Government to scrap no-fault evictions

Michael Lloyd

April 15, 2019

The government will consult on legislation to abolish Section 21 evictions (no-fault evictions) to prevent private landlords from removing tenants at short notice.

Currently after a fixed-term contract ends landlords can give tenants eight weeks’ notice and evict renters without a reason.

Housing and communities secretary, Rt Hon James Brokenshire MP, said: “By abolishing these kinds of evictions, every single person living in the private rented sector will be empowered to make the right housing choice for themselves – not have it made for them.

“And this will be balanced by ensuring responsible landlords can get their property back where they have proper reason to do so.

“We are making the biggest change to the private rental sector in a generation. We are creating homes, opportunities and thriving communities, where people can come together and put down roots, bound by a strong sense of belonging.

“Everyone has a right to the opportunities they need to build a better life. For many, this means having the security and stability to make a place truly feel like home without the fear of being evicted at a moments’ notice. We are building a fairer housing market that truly works for everyone.”
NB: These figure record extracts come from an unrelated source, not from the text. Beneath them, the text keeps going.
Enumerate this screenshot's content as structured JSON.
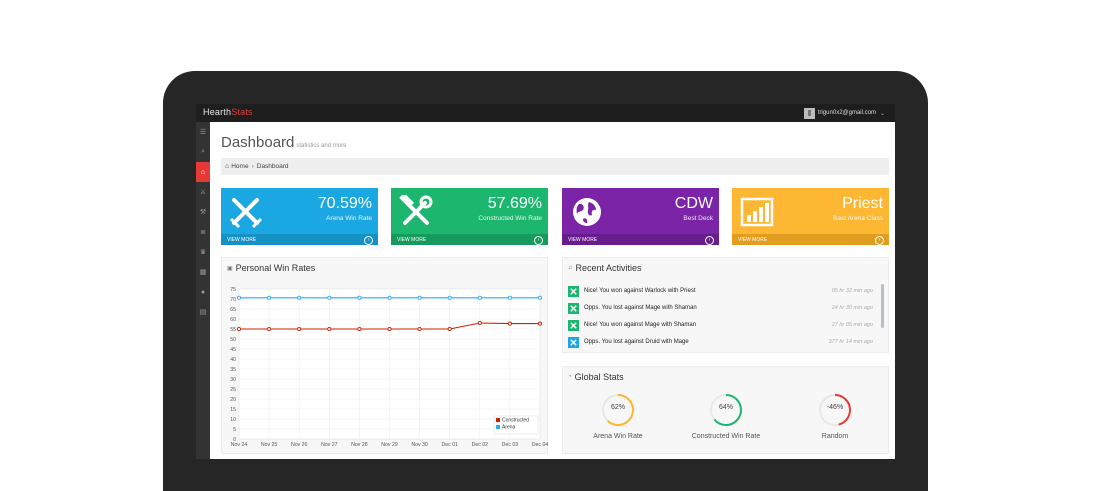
{
  "app": {
    "brand_part1": "Hearth",
    "brand_part2": "Stats",
    "user_email": "trigun0x2@gmail.com"
  },
  "sidebar": {
    "items": [
      {
        "icon": "menu-icon"
      },
      {
        "icon": "search-icon"
      },
      {
        "icon": "home-icon",
        "active": true
      },
      {
        "icon": "arena-icon"
      },
      {
        "icon": "constructed-icon"
      },
      {
        "icon": "list-icon"
      },
      {
        "icon": "trophy-icon"
      },
      {
        "icon": "grid-icon"
      },
      {
        "icon": "user-icon"
      },
      {
        "icon": "chart-icon"
      }
    ]
  },
  "page": {
    "title": "Dashboard",
    "subtitle": "statistics and more"
  },
  "breadcrumb": {
    "home": "Home",
    "current": "Dashboard"
  },
  "tiles": [
    {
      "value": "70.59%",
      "label": "Arena Win Rate",
      "footer": "VIEW MORE",
      "color": "#1ba7e1",
      "footer_color": "#1691c4",
      "icon": "crossed-swords-icon"
    },
    {
      "value": "57.69%",
      "label": "Constructed Win Rate",
      "footer": "VIEW MORE",
      "color": "#1cb66f",
      "footer_color": "#179a5d",
      "icon": "hammer-wrench-icon"
    },
    {
      "value": "CDW",
      "label": "Best Deck",
      "footer": "VIEW MORE",
      "color": "#7b24a7",
      "footer_color": "#671e8c",
      "icon": "globe-icon"
    },
    {
      "value": "Priest",
      "label": "Best Arena Class",
      "footer": "VIEW MORE",
      "color": "#fdb733",
      "footer_color": "#e09d20",
      "icon": "bar-chart-icon"
    }
  ],
  "win_rates_panel": {
    "title": "Personal Win Rates"
  },
  "chart_data": {
    "type": "line",
    "title": "Personal Win Rates",
    "x": [
      "Nov 24",
      "Nov 25",
      "Nov 26",
      "Nov 27",
      "Nov 28",
      "Nov 29",
      "Nov 30",
      "Dec 01",
      "Dec 02",
      "Dec 03",
      "Dec 04"
    ],
    "series": [
      {
        "name": "Constructed",
        "color": "#cc2200",
        "values": [
          55,
          55,
          55,
          55,
          55,
          55,
          55,
          55,
          58,
          57.7,
          57.7
        ]
      },
      {
        "name": "Arena",
        "color": "#33aaee",
        "values": [
          70.6,
          70.6,
          70.6,
          70.6,
          70.6,
          70.6,
          70.6,
          70.6,
          70.6,
          70.6,
          70.6
        ]
      }
    ],
    "y_ticks": [
      "0",
      "5",
      "10",
      "15",
      "20",
      "25",
      "30",
      "35",
      "40",
      "45",
      "50",
      "55",
      "60",
      "65",
      "70",
      "75"
    ],
    "ylim": [
      0,
      75
    ],
    "grid": true,
    "legend": "bottom-right"
  },
  "activities_panel": {
    "title": "Recent Activities",
    "items": [
      {
        "text": "Nice! You won against Warlock with Priest",
        "time": "05 hr 32 min ago",
        "color": "#1cb66f",
        "icon": "hammer-wrench-icon"
      },
      {
        "text": "Opps. You lost against Mage with Shaman",
        "time": "24 hr 30 min ago",
        "color": "#1cb66f",
        "icon": "hammer-wrench-icon"
      },
      {
        "text": "Nice! You won against Mage with Shaman",
        "time": "27 hr 05 min ago",
        "color": "#1cb66f",
        "icon": "hammer-wrench-icon"
      },
      {
        "text": "Opps. You lost against Druid with Mage",
        "time": "377 hr 14 min ago",
        "color": "#1ba7e1",
        "icon": "crossed-swords-icon"
      }
    ]
  },
  "global_panel": {
    "title": "Global Stats",
    "gauges": [
      {
        "value": "62%",
        "fraction": 0.62,
        "label": "Arena Win Rate",
        "color": "#fdb733"
      },
      {
        "value": "64%",
        "fraction": 0.64,
        "label": "Constructed Win Rate",
        "color": "#1cb66f"
      },
      {
        "value": "-46%",
        "fraction": 0.46,
        "label": "Random",
        "color": "#e53935"
      }
    ]
  }
}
Under the proposals, landlords will have to provide a concrete, evidenced reason already specified in law for bringing tenancies to an end.

And ministers will amend the Section 8 eviction process, so property owners are able to regain their home should they wish to sell it or move into it.

Court processes will also be expedited so landlords are able to swiftly and smoothly regain their property in the rare event of tenants falling into rent arrears or damaging the property.

Paul Wootton, Nationwide’s director of home propositions, added: “Removing the uncertainty and insecurity caused by short-term tenancies and the constant threat of eviction is an important step in creating a modern private rented sector.

“Nationwide has been calling on government for some time to introduce indefinite tenancies and we welcome their commitment on this issue.

“Tenants who are paying rent and not breaching tenancy agreements should be able to stay in their home unless the landlord has legitimate reasons for ending the tenancy.

“Our own research amongst tenants showed half had already lived in their current home for three or more years showing how unsuitable tenancies with fixed terms of six or 12 months are for those living in the sector.

“This is particularly important for people looking to put down long term roots in an area and those who want the stability home owners enjoy like knowing their children can keep attending the same school.

“It will be important to ensure more efficient court processes are put in place to help support a reformed eviction process. Where there are problems with a tenancy – for example non-payment of rent, damage to the property and antisocial behaviour – landlords should be able to evict tenants quickly and current processes take too long or are insufficient.”

The government’s decision to ban no-fault evictions has been welcomed by many. It follows a campaign by a coalition of renter unions and housing campaigns including Generation Rent, ACORN, London Renters Union, Tenants Union UK and the New Economics Foundation.

Dan Wilson Craw, director of Generation Rent, said: “Eleven million people in England have no idea where home will be in a year’s time, thanks to Section 21.

“The ability of landlords to evict without reason is disrupting educations, eroding our communities, and leaving tenants feeling powerless. The government has listened to renters and has made the right decision.”

However, David Cox, chief executive, ARLA Propertymark, added: “Today’s news could be devastating for the private rented sector and landlords operating within it.

“The effects of the tenant fees ban have not yet been felt, and now the government is introducing more new legislation which could deter landlords from operating in the market.

“Although in the majority of cases there is no need for Section 21 to be used, there are times when a landlord has no choice but to take action and evict tenants from a property.

“Until we have greater clarity on the changes planned for Section 8, today’s news will only increase pressure on the sector and discourage new landlords from investing in buy-to-let properties. This comes at a time when demand is dramatically outpacing supply and rent costs are rising.”

ARLA Propertymark will be engaging with the government to ensure they fully understand the consequences of any changes, and all changes are based on evidence, so landlords have the ability to regain their properties if needed.